Wednesday, September 05, 2012

Tien An Men...Or Should I Say "Ten An Mon?"

Retired officials and think tankers...they really are not just allowed to have their own opinions...but their own facts.
What Roosevelt would do in the South China Sea
The Financial Times

James Clad and Robert Manning

Planting flags on islets, declaring cities where there are too few residents to fill a restaurant, and huffing and puffing over uninhabited rocks are acts more suited to a Gilbert and Sullivan farce than to nations in the 21st century.

Absurdities aside, the tensions in the South China Sea could shape the balance of power in Asia and put at risk the $18tn east Asian economy. However, a century-old diplomatic idea used by a former US president offers a solution to the crisis.

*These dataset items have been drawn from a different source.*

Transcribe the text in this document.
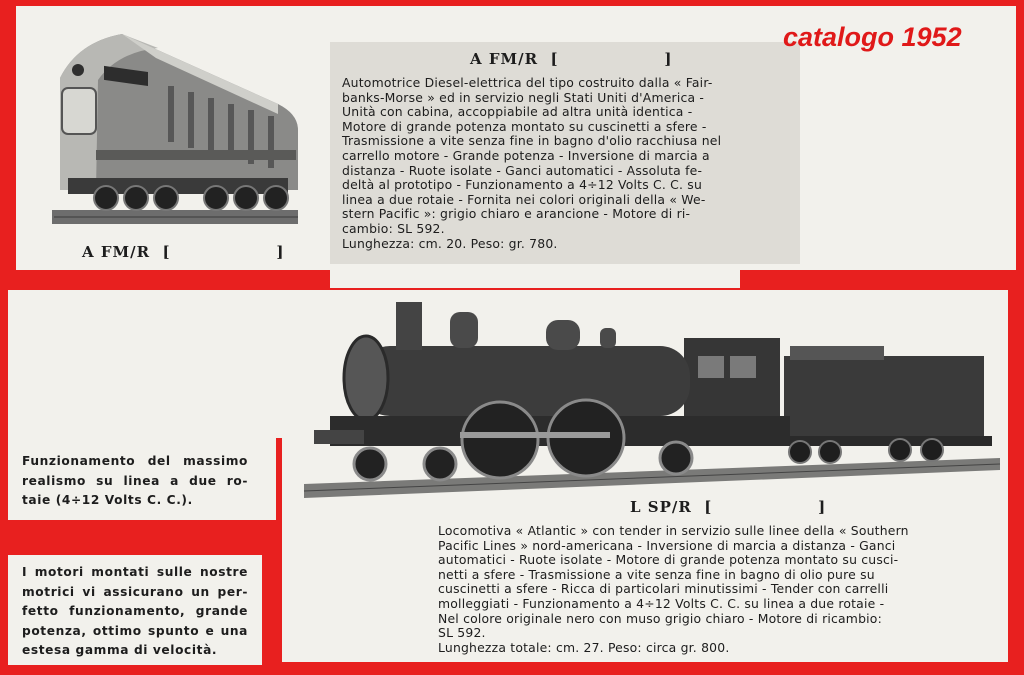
catalogo 1952
A FM/R  [                 ]
A FM/R  [                 ]
Automotrice Diesel-elettrica del tipo costruito dalla « Fair-
banks-Morse » ed in servizio negli Stati Uniti d'America -
Unità con cabina, accoppiabile ad altra unità identica -
Motore di grande potenza montato su cuscinetti a sfere -
Trasmissione a vite senza fine in bagno d'olio racchiusa nel
carrello motore - Grande potenza - Inversione di marcia a
distanza - Ruote isolate - Ganci automatici - Assoluta fe-
deltà al prototipo - Funzionamento a 4÷12 Volts C. C. su
linea a due rotaie - Fornita nei colori originali della « We-
stern Pacific »: grigio chiaro e arancione - Motore di ri-
cambio: SL 592.
Lunghezza: cm. 20. Peso: gr. 780.
L SP/R  [                 ]
Locomotiva « Atlantic » con tender in servizio sulle linee della « Southern
Pacific Lines » nord-americana - Inversione di marcia a distanza - Ganci
automatici - Ruote isolate - Motore di grande potenza montato su cusci-
netti a sfere - Trasmissione a vite senza fine in bagno di olio pure su
cuscinetti a sfere - Ricca di particolari minutissimi - Tender con carrelli
molleggiati - Funzionamento a 4÷12 Volts C. C. su linea a due rotaie -
Nel colore originale nero con muso grigio chiaro - Motore di ricambio:
SL 592.
Lunghezza totale: cm. 27. Peso: circa gr. 800.
Funzionamento del massimo
realismo su linea a due ro-
taie (4÷12 Volts C. C.).
I motori montati sulle nostre
motrici vi assicurano un per-
fetto funzionamento, grande
potenza, ottimo spunto e una
estesa gamma di velocità.
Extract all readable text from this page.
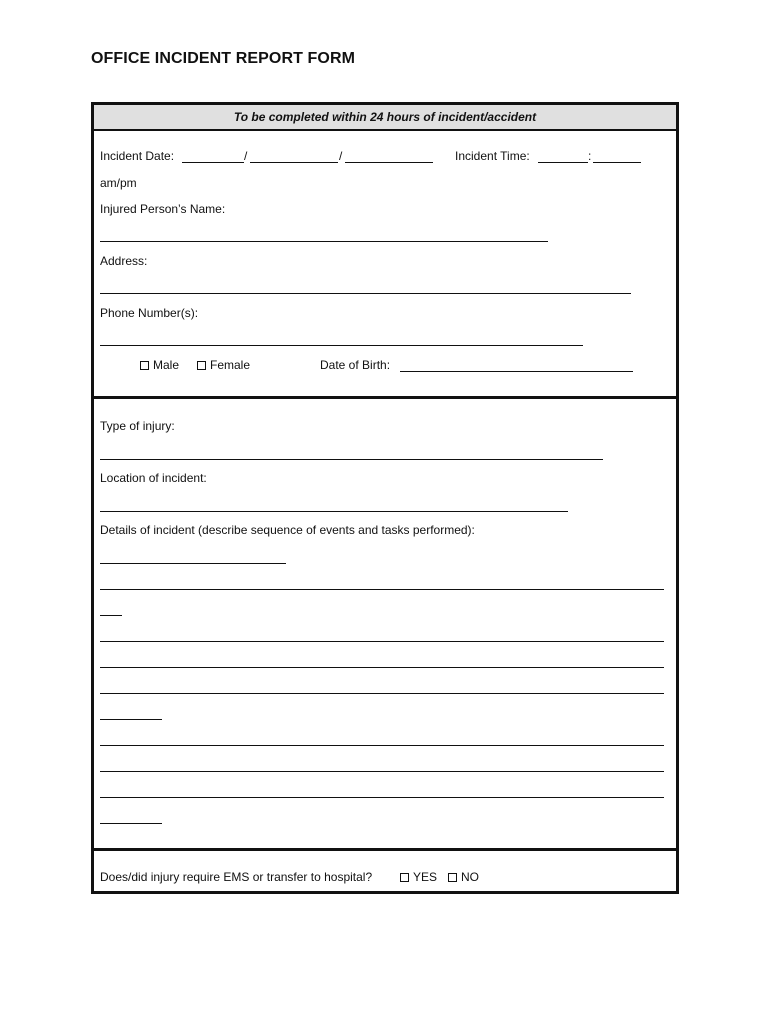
OFFICE INCIDENT REPORT FORM
To be completed within 24 hours of incident/accident
Incident Date:	/	/	Incident Time:	:
am/pm
Injured Person’s Name:
Address:
Phone Number(s):
Male	Female	Date of Birth:
Type of injury:
Location of incident:
Details of incident (describe sequence of events and tasks performed):
Does/did injury require EMS or transfer to hospital?	YES	NO
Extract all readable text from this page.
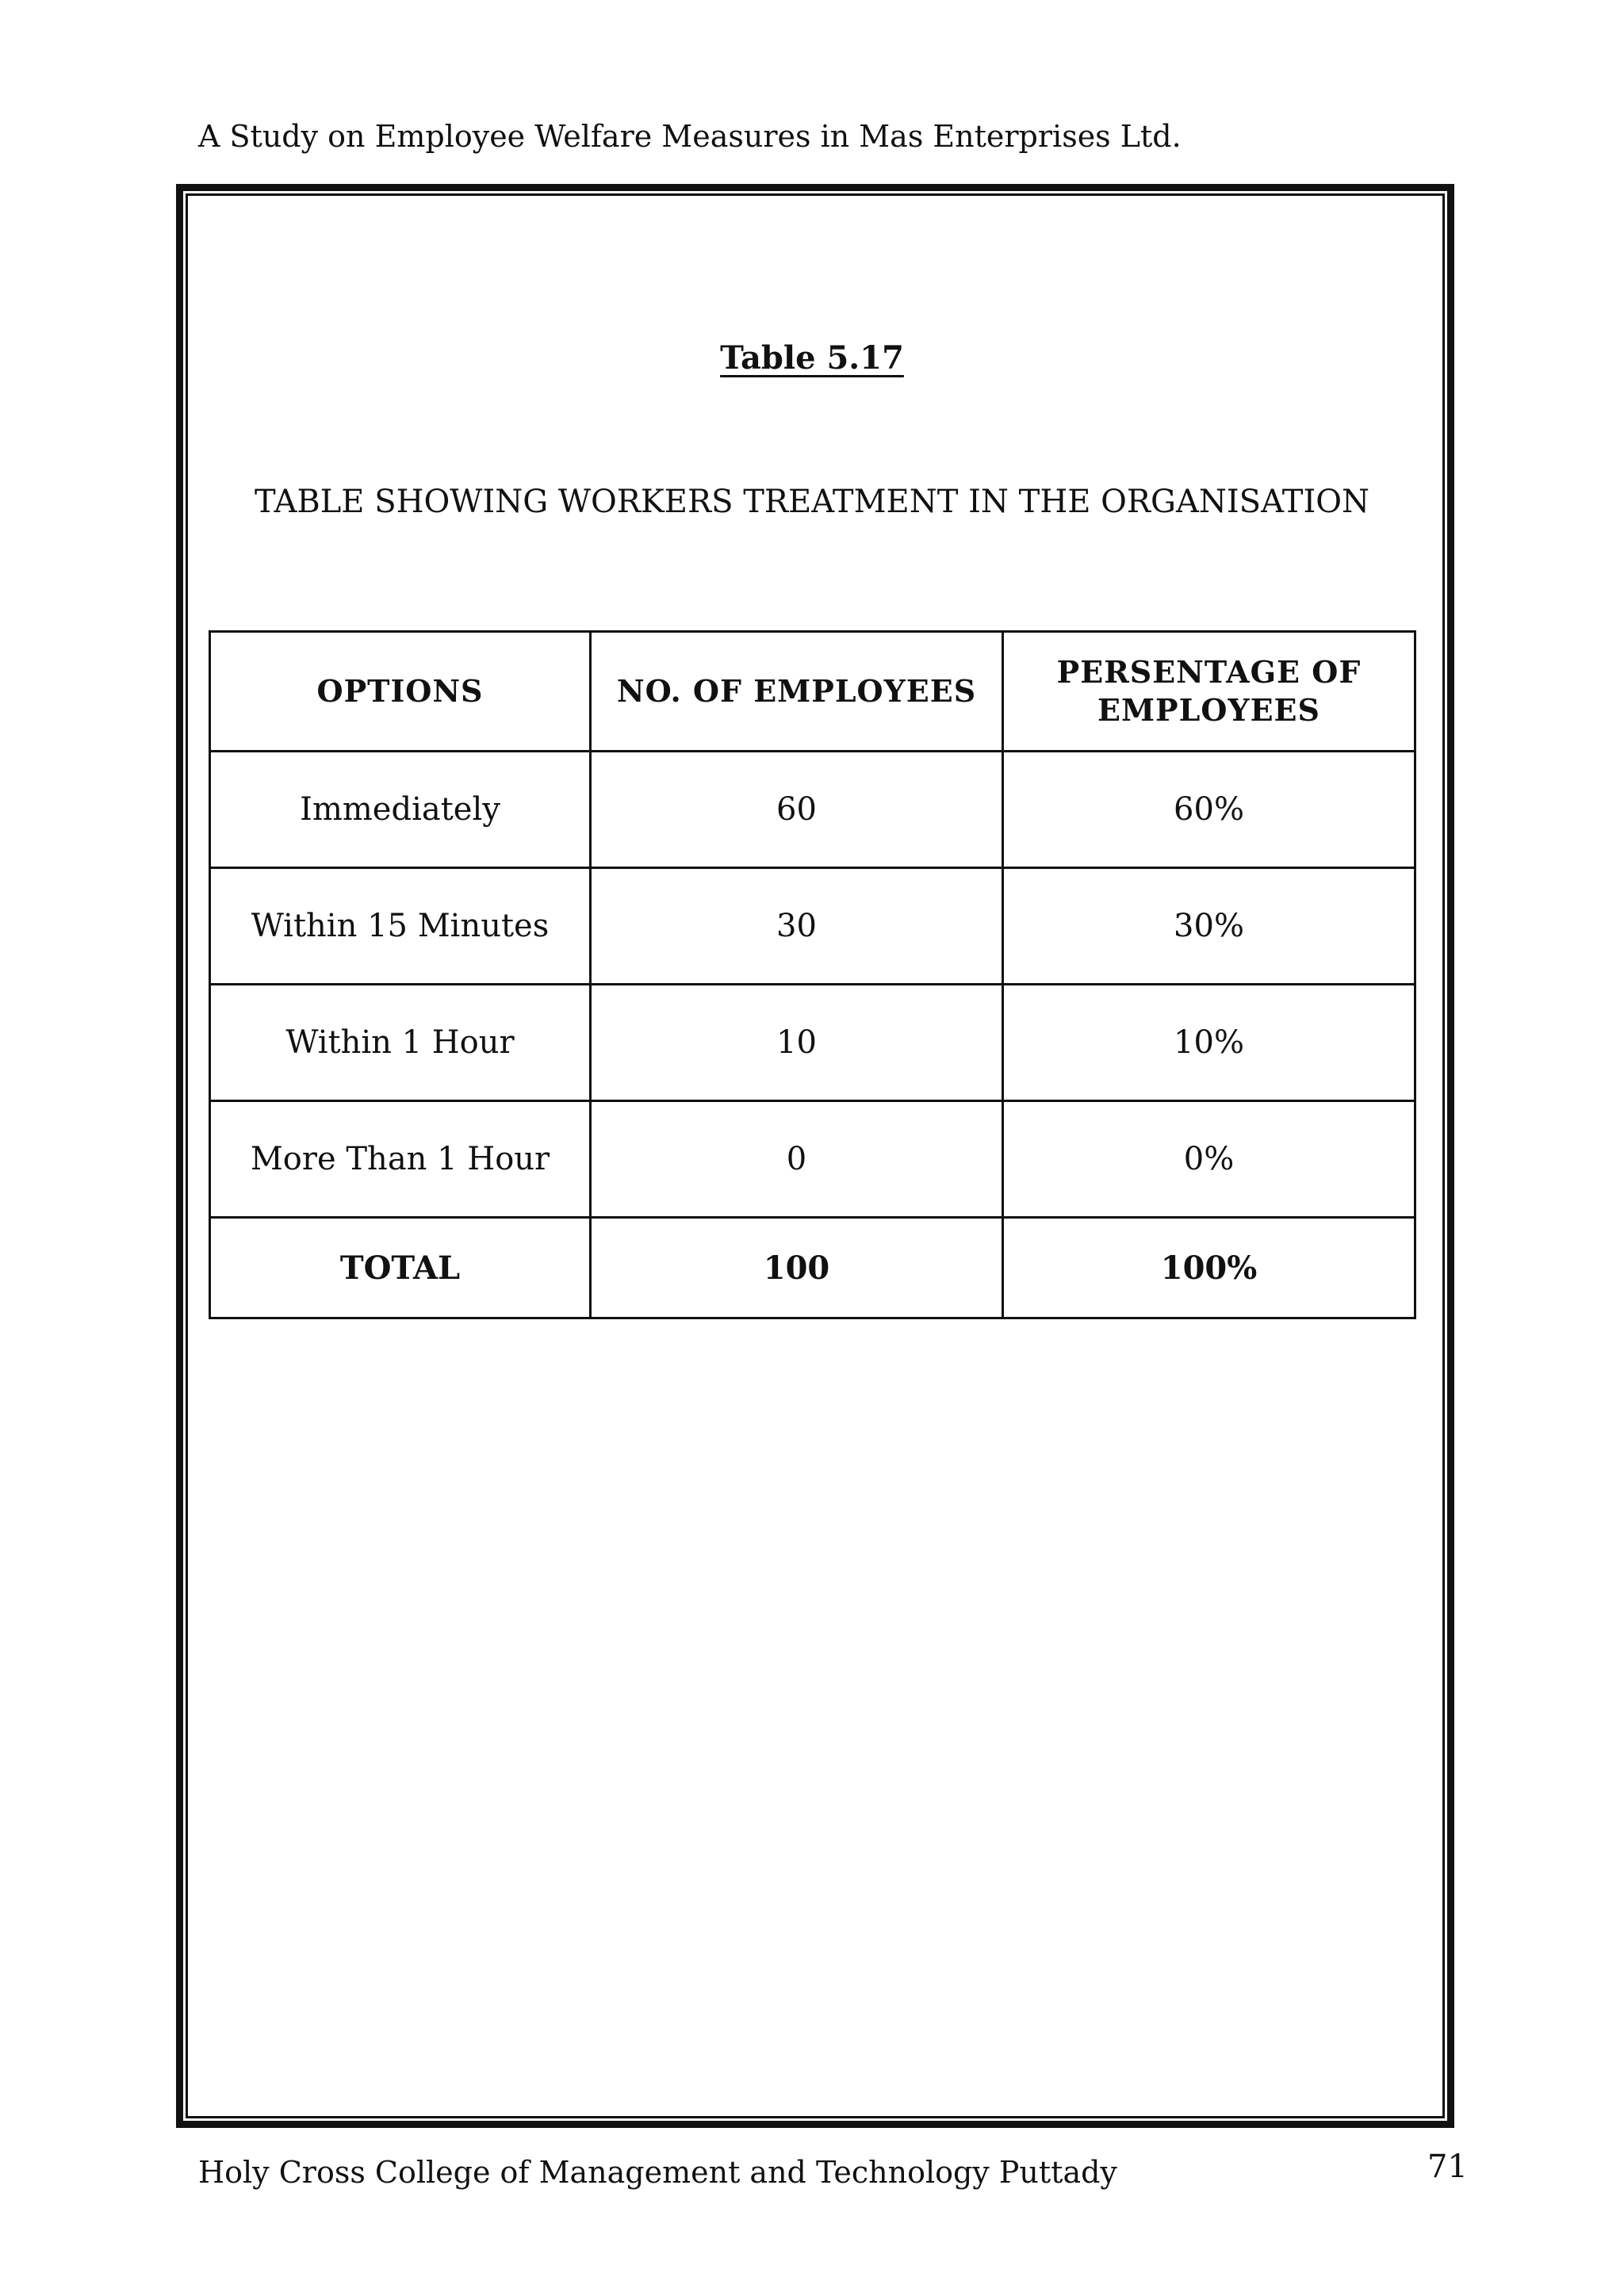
A Study on Employee Welfare Measures in Mas Enterprises Ltd.
Table 5.17
TABLE SHOWING WORKERS TREATMENT IN THE ORGANISATION
OPTIONS	NO. OF EMPLOYEES	PERSENTAGE OF EMPLOYEES
Immediately	60	60%
Within 15 Minutes	30	30%
Within 1 Hour	10	10%
More Than 1 Hour	0	0%
TOTAL	100	100%
Holy Cross College of Management and Technology Puttady	71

To find something new, we might try looking backwards - to a type of split-the-difference US diplomacy last deployed after Russia and Japan had fought a war in 1905. The next year, Theodore Roosevelt brokered a peace that lasted three decades, allowing China, Europe and the US to adjust to Japan's rise as a major power.


Mr. Clad and Mr. Manning, please elaborate, in written form, precisely which three decades of peace, starting when and ending when, you are talking about. Please send the results to the following addresses (since these are local addresses, you will be saving on postage):
2450 Massachusetts Avenue NW
Washington, DC 20008


3505 International Place NW
Washington, DC 20008
I am sure the recipients will be surprised...though I cannot guarantee it will be pleasantly so.

The Great Peace of Portsmouth: we all remember it so well.